In a recent podcast episode of Kevin Smith and Marc Bernardin's
Fatman Beyond, Bernardin spoke with Lindelof about his process of creating the series. In the conversation, Lindelof revealed how Coates'
Between the World and Meand his Atlantic essay "The Case for Reparations" led him down the path of making the Tulsa Massacre the centerpiece of the series.
"I completely and totally acknowledge that I'm virtue-signaling right now, but...like every white male liberal in Los Angeles, we were all talking about how much Ta-Nehisi Coates we were reading," he said, saying he initially read
Between the World and Me because everyone else around him was reading the book.
"I started because I felt like it was the thing that I had to do because I was a progressive and I cared about racial inequality. But then when I read Ta-Nehisi Coates, I got deeply and profoundly affected. It was like religion, and I fell very, very deep."
This led him to read "The Case for Reparations," an experience that he said made him see "the world in an entirely different way after that." In that essay, he learned about the Tulsa Massacre, a piece of history that had been left out of history books for decades.

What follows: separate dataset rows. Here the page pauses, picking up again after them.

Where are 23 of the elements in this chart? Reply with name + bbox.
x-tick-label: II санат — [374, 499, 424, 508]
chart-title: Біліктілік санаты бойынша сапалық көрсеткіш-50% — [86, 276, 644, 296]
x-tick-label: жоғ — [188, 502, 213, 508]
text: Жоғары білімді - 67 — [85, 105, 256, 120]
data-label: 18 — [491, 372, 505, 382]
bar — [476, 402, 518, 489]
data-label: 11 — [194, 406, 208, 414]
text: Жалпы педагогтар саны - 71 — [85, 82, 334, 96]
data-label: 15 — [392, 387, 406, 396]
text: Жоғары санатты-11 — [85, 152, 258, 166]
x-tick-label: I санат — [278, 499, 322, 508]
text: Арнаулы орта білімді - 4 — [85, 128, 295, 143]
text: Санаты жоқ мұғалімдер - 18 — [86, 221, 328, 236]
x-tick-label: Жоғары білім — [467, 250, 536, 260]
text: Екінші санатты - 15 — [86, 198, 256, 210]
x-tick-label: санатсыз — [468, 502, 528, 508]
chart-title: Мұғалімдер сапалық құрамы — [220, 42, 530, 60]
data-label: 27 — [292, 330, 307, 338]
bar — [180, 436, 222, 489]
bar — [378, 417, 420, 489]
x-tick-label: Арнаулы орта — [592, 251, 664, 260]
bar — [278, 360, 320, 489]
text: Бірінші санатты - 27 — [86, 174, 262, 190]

"I was like, 'What's that?' I'd never heard of it, and I consider myself to be a fairly well-educated person who cares about this stuff," he said. "The more I read about it the more I was amazed at the fact that a) that this had happened and b) that I didn't know that this had happened. So it felt like the initial crime of the destruction of Tulsa in 1921 and what was happening there was horrific, but even more horrific was the idea that it had been kind of erased."